Emotional Intelligence is…🧠🌱
Emotional intelligence is basically the skill of noticing, understanding, and managing your own emotions and other people’s.
An emotion isn’t just a “feeling” — it’s a kind of automatic stance toward something, shaped by your values, memories, and context. So anger at a small mistake, for example, only makes sense in light of deeper background factors like trust, history, and what the relationship means to you.
Emotions can reveal your values and even act like shortcuts for them. But they’re not always easy to label or understand. There are more emotions than language captures, they often overlap or get mixed with other mental states, and sometimes they’re so uncomfortable we avoid them entirely.
We can even have emotions about our emotions — like shame about envy — which lets us adjust and refine our inner responses. Some feelings feel clear and grounded; others feel off, conflicted, or unstable. That difference often signals how aligned they are with our values.
Emotions don’t just reflect the world; they shape how we act in it. If our values are distorted, our emotions follow—and that can push us into choices that work against our long-term good. In that sense, “irrational emotion” is really just misaligned feeling, just like bad reasoning is misaligned thinking.
Thinking and feeling constantly feed into each other, but emotion often drives the cycle—what David Hume meant when he said reason serves the passions. When emotions go wrong, they can become tools of self-deception: helping us avoid truth, responsibility, or discomfort.
That’s why emotional intelligence matters. It’s not just awareness, but moral calibration—getting your feelings aligned with what’s actually good and true. In that sense, virtue is largely emotional accuracy: when you feel right, acting right follows naturally.
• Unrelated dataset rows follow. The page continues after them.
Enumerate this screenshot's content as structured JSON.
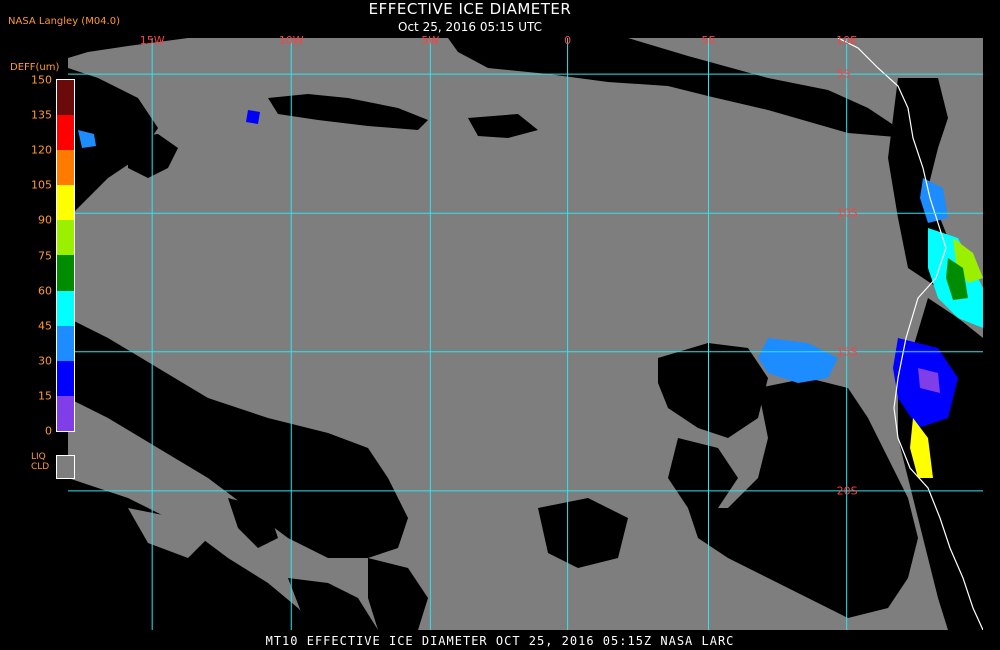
{
  "header": {
    "credit": "NASA Langley (M04.0)",
    "title": "EFFECTIVE ICE DIAMETER",
    "subtitle": "Oct 25, 2016 05:15 UTC"
  },
  "colors": {
    "liquid_cloud": "#7e7e7e",
    "clear": "#000000",
    "grid": "#2ee6ee",
    "coastline": "#ffffff",
    "label": "#ff4040",
    "legend_text": "#ff9a2e"
  },
  "grid": {
    "longitudes": [
      {
        "label": "15W",
        "x": 0.092
      },
      {
        "label": "10W",
        "x": 0.244
      },
      {
        "label": "5W",
        "x": 0.396
      },
      {
        "label": "0",
        "x": 0.546
      },
      {
        "label": "5E",
        "x": 0.7
      },
      {
        "label": "10E",
        "x": 0.851
      }
    ],
    "latitudes": [
      {
        "label": "5S",
        "y": 0.061
      },
      {
        "label": "10S",
        "y": 0.296
      },
      {
        "label": "15S",
        "y": 0.53
      },
      {
        "label": "20S",
        "y": 0.765
      }
    ]
  },
  "legend": {
    "title": "DEFF(um)",
    "ticks": [
      "150",
      "135",
      "120",
      "105",
      "90",
      "75",
      "60",
      "45",
      "30",
      "15",
      "0"
    ],
    "colors": [
      "#6b0a0a",
      "#ff0000",
      "#ff7b00",
      "#ffff00",
      "#9bf000",
      "#008c00",
      "#00ffff",
      "#1c8cff",
      "#0000ff",
      "#7f3ee8"
    ],
    "liquid_cloud_label": [
      "LIQ",
      "CLD"
    ]
  },
  "footer": {
    "text": "MT10  EFFECTIVE ICE DIAMETER   OCT 25, 2016 05:15Z   NASA LARC"
  }
}
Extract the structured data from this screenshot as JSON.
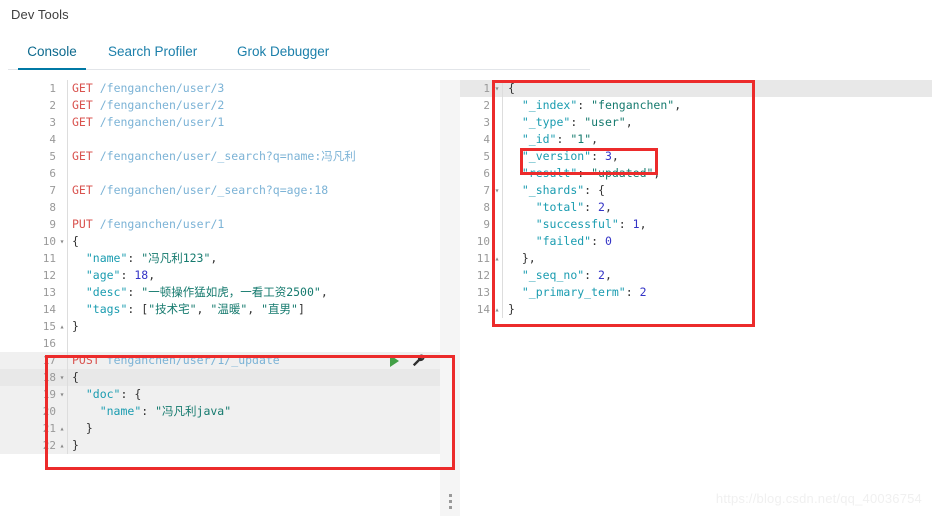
{
  "app": {
    "title": "Dev Tools",
    "watermark": "https://blog.csdn.net/qq_40036754"
  },
  "tabs": [
    {
      "id": "console",
      "label": "Console",
      "active": true
    },
    {
      "id": "profiler",
      "label": "Search Profiler",
      "active": false
    },
    {
      "id": "grok",
      "label": "Grok Debugger",
      "active": false
    }
  ],
  "colors": {
    "accent": "#0079a5",
    "annotation": "#ec2b2b",
    "method": "#d9534f",
    "url": "#7cb3d6",
    "key": "#1a9cb0",
    "string": "#157a6e",
    "number": "#3434c6",
    "run_icon": "#43a047"
  },
  "request_editor": {
    "name": "console-request-editor",
    "active_line": 18,
    "lines": [
      {
        "n": 1,
        "fold": "",
        "tokens": [
          {
            "t": "method",
            "v": "GET"
          },
          {
            "t": "sp",
            "v": " "
          },
          {
            "t": "url",
            "v": "/fenganchen/user/3"
          }
        ]
      },
      {
        "n": 2,
        "fold": "",
        "tokens": [
          {
            "t": "method",
            "v": "GET"
          },
          {
            "t": "sp",
            "v": " "
          },
          {
            "t": "url",
            "v": "/fenganchen/user/2"
          }
        ]
      },
      {
        "n": 3,
        "fold": "",
        "tokens": [
          {
            "t": "method",
            "v": "GET"
          },
          {
            "t": "sp",
            "v": " "
          },
          {
            "t": "url",
            "v": "/fenganchen/user/1"
          }
        ]
      },
      {
        "n": 4,
        "fold": "",
        "tokens": []
      },
      {
        "n": 5,
        "fold": "",
        "tokens": [
          {
            "t": "method",
            "v": "GET"
          },
          {
            "t": "sp",
            "v": " "
          },
          {
            "t": "url",
            "v": "/fenganchen/user/_search?q=name:冯凡利"
          }
        ]
      },
      {
        "n": 6,
        "fold": "",
        "tokens": []
      },
      {
        "n": 7,
        "fold": "",
        "tokens": [
          {
            "t": "method",
            "v": "GET"
          },
          {
            "t": "sp",
            "v": " "
          },
          {
            "t": "url",
            "v": "/fenganchen/user/_search?q=age:18"
          }
        ]
      },
      {
        "n": 8,
        "fold": "",
        "tokens": []
      },
      {
        "n": 9,
        "fold": "",
        "tokens": [
          {
            "t": "method",
            "v": "PUT"
          },
          {
            "t": "sp",
            "v": " "
          },
          {
            "t": "url",
            "v": "/fenganchen/user/1"
          }
        ]
      },
      {
        "n": 10,
        "fold": "▾",
        "tokens": [
          {
            "t": "punc",
            "v": "{"
          }
        ]
      },
      {
        "n": 11,
        "fold": "",
        "tokens": [
          {
            "t": "sp",
            "v": "  "
          },
          {
            "t": "key",
            "v": "\"name\""
          },
          {
            "t": "punc",
            "v": ": "
          },
          {
            "t": "str",
            "v": "\"冯凡利123\""
          },
          {
            "t": "punc",
            "v": ","
          }
        ]
      },
      {
        "n": 12,
        "fold": "",
        "tokens": [
          {
            "t": "sp",
            "v": "  "
          },
          {
            "t": "key",
            "v": "\"age\""
          },
          {
            "t": "punc",
            "v": ": "
          },
          {
            "t": "num",
            "v": "18"
          },
          {
            "t": "punc",
            "v": ","
          }
        ]
      },
      {
        "n": 13,
        "fold": "",
        "tokens": [
          {
            "t": "sp",
            "v": "  "
          },
          {
            "t": "key",
            "v": "\"desc\""
          },
          {
            "t": "punc",
            "v": ": "
          },
          {
            "t": "str",
            "v": "\"一顿操作猛如虎，一看工资2500\""
          },
          {
            "t": "punc",
            "v": ","
          }
        ]
      },
      {
        "n": 14,
        "fold": "",
        "tokens": [
          {
            "t": "sp",
            "v": "  "
          },
          {
            "t": "key",
            "v": "\"tags\""
          },
          {
            "t": "punc",
            "v": ": ["
          },
          {
            "t": "str",
            "v": "\"技术宅\""
          },
          {
            "t": "punc",
            "v": ", "
          },
          {
            "t": "str",
            "v": "\"温暖\""
          },
          {
            "t": "punc",
            "v": ", "
          },
          {
            "t": "str",
            "v": "\"直男\""
          },
          {
            "t": "punc",
            "v": "]"
          }
        ]
      },
      {
        "n": 15,
        "fold": "▴",
        "tokens": [
          {
            "t": "punc",
            "v": "}"
          }
        ]
      },
      {
        "n": 16,
        "fold": "",
        "tokens": []
      },
      {
        "n": 17,
        "fold": "",
        "shaded": true,
        "actions": true,
        "tokens": [
          {
            "t": "method",
            "v": "POST"
          },
          {
            "t": "sp",
            "v": " "
          },
          {
            "t": "url",
            "v": "fenganchen/user/1/_update"
          }
        ]
      },
      {
        "n": 18,
        "fold": "▾",
        "active": true,
        "tokens": [
          {
            "t": "punc",
            "v": "{"
          }
        ]
      },
      {
        "n": 19,
        "fold": "▾",
        "shaded": true,
        "tokens": [
          {
            "t": "sp",
            "v": "  "
          },
          {
            "t": "key",
            "v": "\"doc\""
          },
          {
            "t": "punc",
            "v": ": {"
          }
        ]
      },
      {
        "n": 20,
        "fold": "",
        "shaded": true,
        "tokens": [
          {
            "t": "sp",
            "v": "    "
          },
          {
            "t": "key",
            "v": "\"name\""
          },
          {
            "t": "punc",
            "v": ": "
          },
          {
            "t": "str",
            "v": "\"冯凡利java\""
          }
        ]
      },
      {
        "n": 21,
        "fold": "▴",
        "shaded": true,
        "tokens": [
          {
            "t": "sp",
            "v": "  "
          },
          {
            "t": "punc",
            "v": "}"
          }
        ]
      },
      {
        "n": 22,
        "fold": "▴",
        "shaded": true,
        "tokens": [
          {
            "t": "punc",
            "v": "}"
          }
        ]
      }
    ],
    "run_icon": "play-icon",
    "wrench_icon": "wrench-icon"
  },
  "response_editor": {
    "name": "console-response-viewer",
    "active_line": 1,
    "lines": [
      {
        "n": 1,
        "fold": "▾",
        "active": true,
        "tokens": [
          {
            "t": "punc",
            "v": "{"
          }
        ]
      },
      {
        "n": 2,
        "fold": "",
        "tokens": [
          {
            "t": "sp",
            "v": "  "
          },
          {
            "t": "key",
            "v": "\"_index\""
          },
          {
            "t": "punc",
            "v": ": "
          },
          {
            "t": "str",
            "v": "\"fenganchen\""
          },
          {
            "t": "punc",
            "v": ","
          }
        ]
      },
      {
        "n": 3,
        "fold": "",
        "tokens": [
          {
            "t": "sp",
            "v": "  "
          },
          {
            "t": "key",
            "v": "\"_type\""
          },
          {
            "t": "punc",
            "v": ": "
          },
          {
            "t": "str",
            "v": "\"user\""
          },
          {
            "t": "punc",
            "v": ","
          }
        ]
      },
      {
        "n": 4,
        "fold": "",
        "tokens": [
          {
            "t": "sp",
            "v": "  "
          },
          {
            "t": "key",
            "v": "\"_id\""
          },
          {
            "t": "punc",
            "v": ": "
          },
          {
            "t": "str",
            "v": "\"1\""
          },
          {
            "t": "punc",
            "v": ","
          }
        ]
      },
      {
        "n": 5,
        "fold": "",
        "tokens": [
          {
            "t": "sp",
            "v": "  "
          },
          {
            "t": "key",
            "v": "\"_version\""
          },
          {
            "t": "punc",
            "v": ": "
          },
          {
            "t": "num",
            "v": "3"
          },
          {
            "t": "punc",
            "v": ","
          }
        ]
      },
      {
        "n": 6,
        "fold": "",
        "tokens": [
          {
            "t": "sp",
            "v": "  "
          },
          {
            "t": "key",
            "v": "\"result\""
          },
          {
            "t": "punc",
            "v": ": "
          },
          {
            "t": "str",
            "v": "\"updated\""
          },
          {
            "t": "punc",
            "v": ","
          }
        ]
      },
      {
        "n": 7,
        "fold": "▾",
        "tokens": [
          {
            "t": "sp",
            "v": "  "
          },
          {
            "t": "key",
            "v": "\"_shards\""
          },
          {
            "t": "punc",
            "v": ": {"
          }
        ]
      },
      {
        "n": 8,
        "fold": "",
        "tokens": [
          {
            "t": "sp",
            "v": "    "
          },
          {
            "t": "key",
            "v": "\"total\""
          },
          {
            "t": "punc",
            "v": ": "
          },
          {
            "t": "num",
            "v": "2"
          },
          {
            "t": "punc",
            "v": ","
          }
        ]
      },
      {
        "n": 9,
        "fold": "",
        "tokens": [
          {
            "t": "sp",
            "v": "    "
          },
          {
            "t": "key",
            "v": "\"successful\""
          },
          {
            "t": "punc",
            "v": ": "
          },
          {
            "t": "num",
            "v": "1"
          },
          {
            "t": "punc",
            "v": ","
          }
        ]
      },
      {
        "n": 10,
        "fold": "",
        "tokens": [
          {
            "t": "sp",
            "v": "    "
          },
          {
            "t": "key",
            "v": "\"failed\""
          },
          {
            "t": "punc",
            "v": ": "
          },
          {
            "t": "num",
            "v": "0"
          }
        ]
      },
      {
        "n": 11,
        "fold": "▴",
        "tokens": [
          {
            "t": "sp",
            "v": "  "
          },
          {
            "t": "punc",
            "v": "},"
          }
        ]
      },
      {
        "n": 12,
        "fold": "",
        "tokens": [
          {
            "t": "sp",
            "v": "  "
          },
          {
            "t": "key",
            "v": "\"_seq_no\""
          },
          {
            "t": "punc",
            "v": ": "
          },
          {
            "t": "num",
            "v": "2"
          },
          {
            "t": "punc",
            "v": ","
          }
        ]
      },
      {
        "n": 13,
        "fold": "",
        "tokens": [
          {
            "t": "sp",
            "v": "  "
          },
          {
            "t": "key",
            "v": "\"_primary_term\""
          },
          {
            "t": "punc",
            "v": ": "
          },
          {
            "t": "num",
            "v": "2"
          }
        ]
      },
      {
        "n": 14,
        "fold": "▴",
        "tokens": [
          {
            "t": "punc",
            "v": "}"
          }
        ]
      }
    ]
  },
  "annotations": [
    {
      "id": "annot-post",
      "label": "post-update-request-highlight"
    },
    {
      "id": "annot-response",
      "label": "response-body-highlight"
    },
    {
      "id": "annot-version",
      "label": "version-field-highlight"
    }
  ]
}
Practically speaking, emotional intelligence includes five core skills:
knowing what you feel as it happens
managing mood so reactions fit the situation
staying motivated despite doubt or impulse
reading and understanding others’ emotions
handling relationships, conflict, and negotiation
People strong in these areas tend to build better relationships, function better socially and academically, and generally help others move toward their goals while respecting theirs.